An ideal gas is a hypothetical gas whose molecules occupy negligible space and have no interactions, allowing them to move randomly and independently of each other. The behavior of an ideal gas is described by the ideal gas law, \( PV=nRT \), where \( P \) is the pressure, \( V \) is the volume, \( n \) is the amount of gas (in moles), \( R \) is the ideal gas constant, and \( T \) is the temperature in Kelvin. Ideal gas models simplify the study of gases by focusing on their macroscopic properties without getting into the complexity of intermolecular forces.

In practical terms, an ideal gas allows us to predict the behavior of real gases under many conditions, as long as we acknowledge that deviations can occur under conditions of high pressure or low temperature where interactions and volume become significant.

Entropy is a measure of the disorder or randomness in a system. In thermodynamics, it has a precise statistical definition based on the number of different microscopic states a system can have. Moreover, entropy is commonly associated with the second law of thermodynamics, which states that in an isolated system, entropy tends to increase over time.

In terms of thermodynamic processes, when a gas expands freely into a vacuum as seen in the exercise, its entropy increases because there are more possible positions and velocities for each molecule. However, in the case of an ideal gas that expands without changing its temperature or exchanging heat with the surroundings, which implies no change in its internal energy, the change in entropy \( (\Delta S) \) can still be zero, suggesting no additional disorder has been introduced to the system.

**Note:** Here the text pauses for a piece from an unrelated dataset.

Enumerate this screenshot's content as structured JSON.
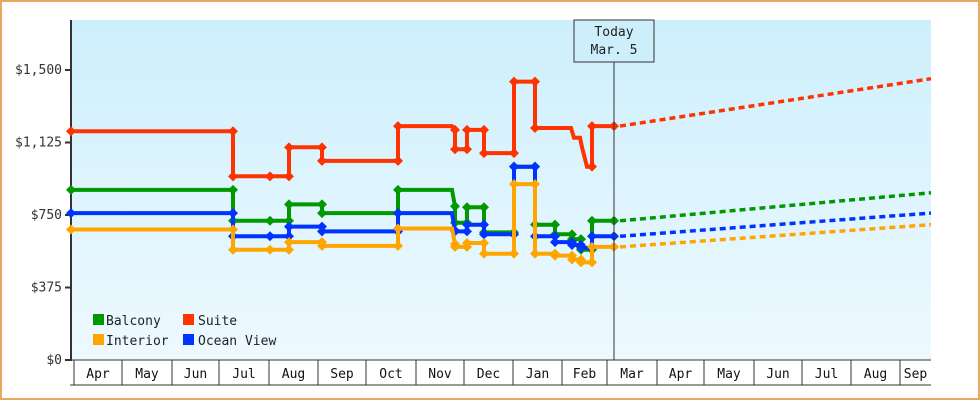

Enthalpy, denoted by \( H \) , is a measurement of the total heat content of a system, often used in the context of chemical reactions and phase changes. It encompasses the internal energy of a system plus the product of its pressure and volume \( (H = U + PV) \).

Enthalpy becomes particularly useful for processes occurring at constant pressure, where the change in enthalpy \( (\Delta H) \) corresponds to the heat absorbed or released. However, in the case of our exercise, where a monoatomic ideal gas expands in a vacuum without changing temperature or doing external work, the change in enthalpy is zero \( (\Delta H = 0) \), indicating no heat exchange and no energy change related to pressure-volume work.